There is no hesitation in the locker room tone as New England heads into a decisive stretch. The Patriots already secured a playoff spot, but the conversation has shifted beyond clinching. It is about finishing with authority, owning hostile stadiums, and reminding the AFC East that the road still runs through them.
“It’s as simple as go win the division,” Maye said. “That’s what the goal was. It wasn’t to make the playoffs. It was to win the division, and that’s what we’re going to try to do.”
Drake Maye and Ann Michael Maye reflect leadership on and off the field
The Patriots enter Sunday’s matchup against the struggling New York Jets at 12-3, with a rare opportunity to lock up the AFC East for the first time since 2019. A win at MetLife Stadium, combined with a Buffalo stumble against Philadelphia, would seal it.
Even a tie could do the job under the right circumstances. Beyond the standings, another road victory would keep New England perfect away from home at 8-0, a feat achieved only twice before in franchise history.

Ann Michael Maye (Instagram)
While Maye drives the Patriots toward a division crown, his wife Ann Michael Maye is carving out her own lane away from game plans and scoreboards. After weeks of holiday themed social media moments that captured the attention of fans, she has shifted focus with purpose. The North Carolina native traded festive pajamas for a sleek black cocktail dress to support Dressember, a campaign that uses fashion to raise awareness about human trafficking and violence.
Through Instagram Stories, she highlighted the cause with sobering context, noting that roughly 500,000 children in the Philippines alone were trafficked to produce exploitation material. “That's enough children to fill 10,000 school buses.”
Her growing confidence online has not gone unnoticed, especially as Patriots fans have embraced her authenticity.

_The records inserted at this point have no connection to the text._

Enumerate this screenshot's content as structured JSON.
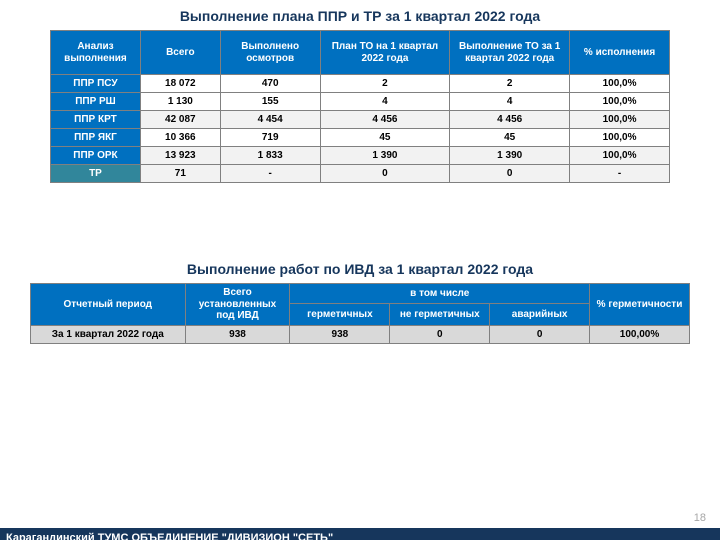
{
  "title1": "Выполнение плана ППР и ТР за 1 квартал 2022 года",
  "table1": {
    "headers": [
      "Анализ выполнения",
      "Всего",
      "Выполнено осмотров",
      "План ТО на 1 квартал 2022 года",
      "Выполнение ТО за 1 квартал 2022 года",
      "% исполнения"
    ],
    "rows": [
      {
        "label": "ППР ПСУ",
        "cells": [
          "18 072",
          "470",
          "2",
          "2",
          "100,0%"
        ],
        "alt": false,
        "tr": false
      },
      {
        "label": "ППР РШ",
        "cells": [
          "1 130",
          "155",
          "4",
          "4",
          "100,0%"
        ],
        "alt": false,
        "tr": false
      },
      {
        "label": "ППР КРТ",
        "cells": [
          "42 087",
          "4 454",
          "4 456",
          "4 456",
          "100,0%"
        ],
        "alt": true,
        "tr": false
      },
      {
        "label": "ППР ЯКГ",
        "cells": [
          "10 366",
          "719",
          "45",
          "45",
          "100,0%"
        ],
        "alt": false,
        "tr": false
      },
      {
        "label": "ППР ОРК",
        "cells": [
          "13 923",
          "1 833",
          "1 390",
          "1 390",
          "100,0%"
        ],
        "alt": true,
        "tr": false
      },
      {
        "label": "ТР",
        "cells": [
          "71",
          "-",
          "0",
          "0",
          "-"
        ],
        "alt": true,
        "tr": true
      }
    ],
    "colors": {
      "header_bg": "#0070c0",
      "header_fg": "#ffffff",
      "tr_bg": "#31869b",
      "alt_bg": "#f2f2f2",
      "border": "#808080"
    }
  },
  "title2": "Выполнение работ по ИВД за 1 квартал 2022 года",
  "table2": {
    "headers": {
      "h1": "Отчетный период",
      "h2": "Всего установленных под ИВД",
      "h3": "в том числе",
      "h3a": "герметичных",
      "h3b": "не герметичных",
      "h3c": "аварийных",
      "h4": "% герметичности"
    },
    "row": {
      "label": "За 1 квартал 2022 года",
      "cells": [
        "938",
        "938",
        "0",
        "0",
        "100,00%"
      ]
    },
    "colors": {
      "header_bg": "#0070c0",
      "row_bg": "#d9d9d9",
      "border": "#808080"
    }
  },
  "page_number": "18",
  "footer": "Карагандинский ТУМС ОБЪЕДИНЕНИЕ \"ДИВИЗИОН \"СЕТЬ\""
}
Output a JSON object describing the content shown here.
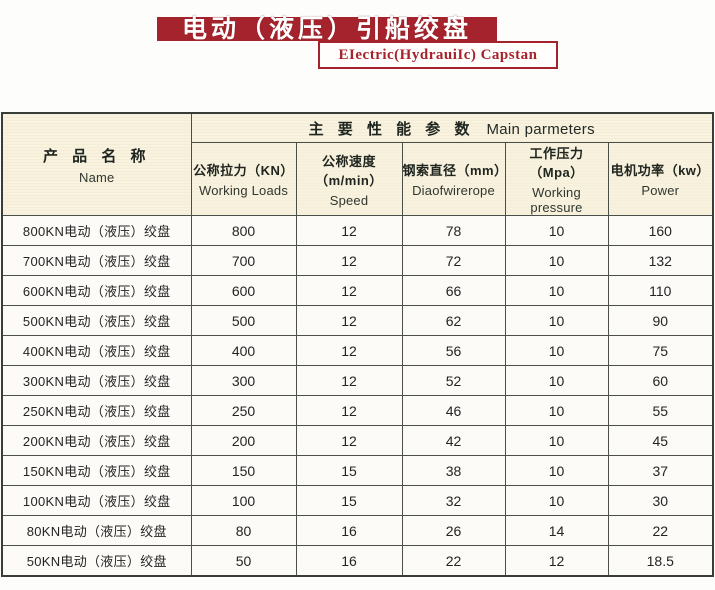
{
  "header": {
    "title_zh": "电动（液压）引船绞盘",
    "title_en": "EIectric(HydrauiIc) Capstan"
  },
  "colors": {
    "accent_red": "#a5232c",
    "header_cream": "#f8f2df",
    "grid_line": "#4a4f4a"
  },
  "table": {
    "name_header": {
      "zh": "产 品 名 称",
      "en": "Name"
    },
    "main_header": {
      "zh": "主 要 性 能 参 数",
      "en": "Main parmeters"
    },
    "columns": [
      {
        "zh": "公称拉力（KN）",
        "en": "Working Loads"
      },
      {
        "zh": "公称速度（m/min）",
        "en": "Speed"
      },
      {
        "zh": "钢索直径（mm）",
        "en": "Diaofwirerope"
      },
      {
        "zh": "工作压力（Mpa）",
        "en": "Working pressure"
      },
      {
        "zh": "电机功率（kw）",
        "en": "Power"
      }
    ],
    "rows": [
      {
        "name": "800KN电动（液压）绞盘",
        "values": [
          "800",
          "12",
          "78",
          "10",
          "160"
        ]
      },
      {
        "name": "700KN电动（液压）绞盘",
        "values": [
          "700",
          "12",
          "72",
          "10",
          "132"
        ]
      },
      {
        "name": "600KN电动（液压）绞盘",
        "values": [
          "600",
          "12",
          "66",
          "10",
          "110"
        ]
      },
      {
        "name": "500KN电动（液压）绞盘",
        "values": [
          "500",
          "12",
          "62",
          "10",
          "90"
        ]
      },
      {
        "name": "400KN电动（液压）绞盘",
        "values": [
          "400",
          "12",
          "56",
          "10",
          "75"
        ]
      },
      {
        "name": "300KN电动（液压）绞盘",
        "values": [
          "300",
          "12",
          "52",
          "10",
          "60"
        ]
      },
      {
        "name": "250KN电动（液压）绞盘",
        "values": [
          "250",
          "12",
          "46",
          "10",
          "55"
        ]
      },
      {
        "name": "200KN电动（液压）绞盘",
        "values": [
          "200",
          "12",
          "42",
          "10",
          "45"
        ]
      },
      {
        "name": "150KN电动（液压）绞盘",
        "values": [
          "150",
          "15",
          "38",
          "10",
          "37"
        ]
      },
      {
        "name": "100KN电动（液压）绞盘",
        "values": [
          "100",
          "15",
          "32",
          "10",
          "30"
        ]
      },
      {
        "name": "80KN电动（液压）绞盘",
        "values": [
          "80",
          "16",
          "26",
          "14",
          "22"
        ]
      },
      {
        "name": "50KN电动（液压）绞盘",
        "values": [
          "50",
          "16",
          "22",
          "12",
          "18.5"
        ]
      }
    ]
  }
}
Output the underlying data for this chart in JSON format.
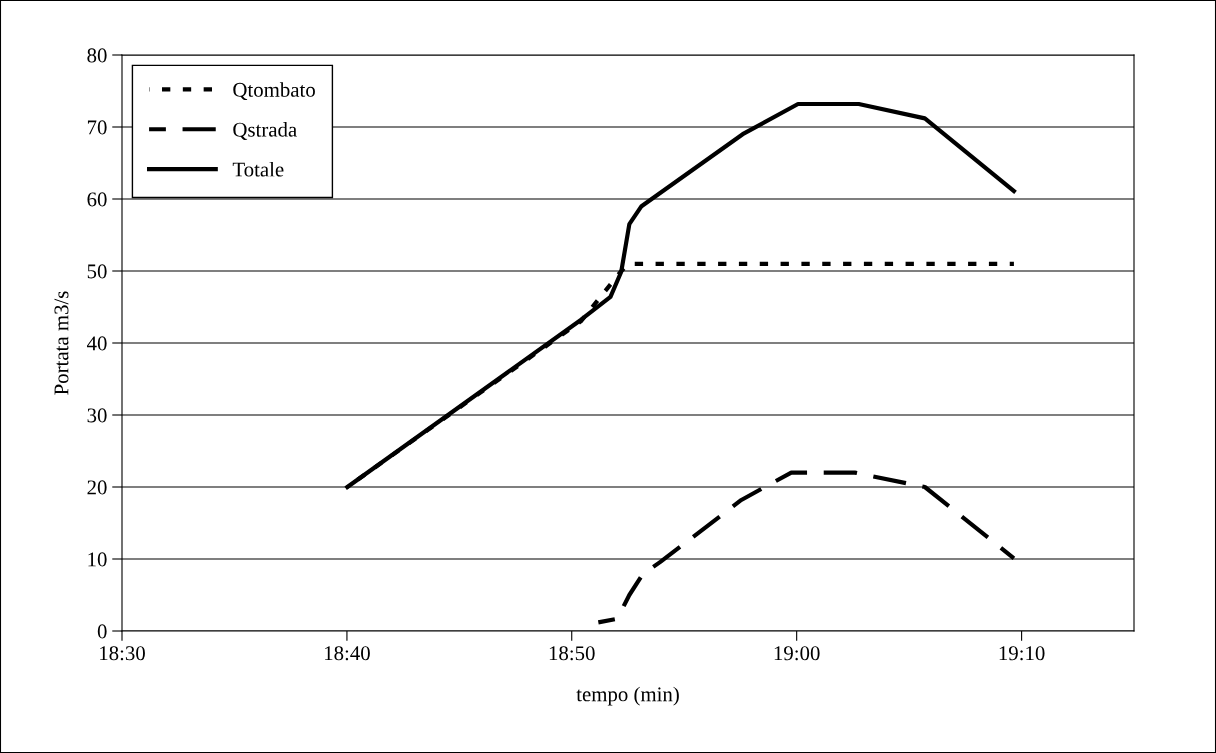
{
  "chart_data": {
    "type": "line",
    "xlabel": "tempo (min)",
    "ylabel": "Portata m3/s",
    "xlim": [
      18.5,
      19.25
    ],
    "xticks": [
      {
        "value": 18.5,
        "label": "18:30"
      },
      {
        "value": 18.6667,
        "label": "18:40"
      },
      {
        "value": 18.8333,
        "label": "18:50"
      },
      {
        "value": 19.0,
        "label": "19:00"
      },
      {
        "value": 19.1667,
        "label": "19:10"
      }
    ],
    "ylim": [
      0,
      80
    ],
    "yticks": [
      0,
      10,
      20,
      30,
      40,
      50,
      60,
      70,
      80
    ],
    "grid": "y",
    "legend": "top left",
    "series": [
      {
        "name": "Qtombato",
        "color": "#000000",
        "line_style": "dotted",
        "x": [
          18.667,
          18.84,
          18.87,
          18.876,
          19.161
        ],
        "values": [
          20,
          43,
          50,
          51,
          51
        ]
      },
      {
        "name": "Qstrada",
        "color": "#000000",
        "line_style": "dashed",
        "x": [
          18.853,
          18.867,
          18.876,
          18.886,
          18.899,
          18.959,
          18.996,
          19.043,
          19.095,
          19.161
        ],
        "values": [
          1.2,
          1.7,
          5,
          7.9,
          9.6,
          18.2,
          22,
          22,
          20,
          10.1
        ]
      },
      {
        "name": "Totale",
        "color": "#000000",
        "line_style": "solid",
        "x": [
          18.667,
          18.84,
          18.862,
          18.87,
          18.876,
          18.885,
          18.96,
          19.001,
          19.046,
          19.095,
          19.161
        ],
        "values": [
          20,
          43.2,
          46.4,
          49.9,
          56.5,
          59,
          69,
          73.2,
          73.2,
          71.2,
          61.1
        ]
      }
    ]
  }
}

Some even call her the Queen of New England, a title rooted in relatability rather than spectacle.
"She's just being herself," Maye said recently. "I love her for it. I tell her that all the time, 'Don't change for anything.'"
As New England pushes toward a division title, the Mayes continue to resonate for different reasons. One leads with precision on Sundays. The other uses visibility to spotlight causes that matter. Together, they reflect a franchise finding its voice and rhythm again.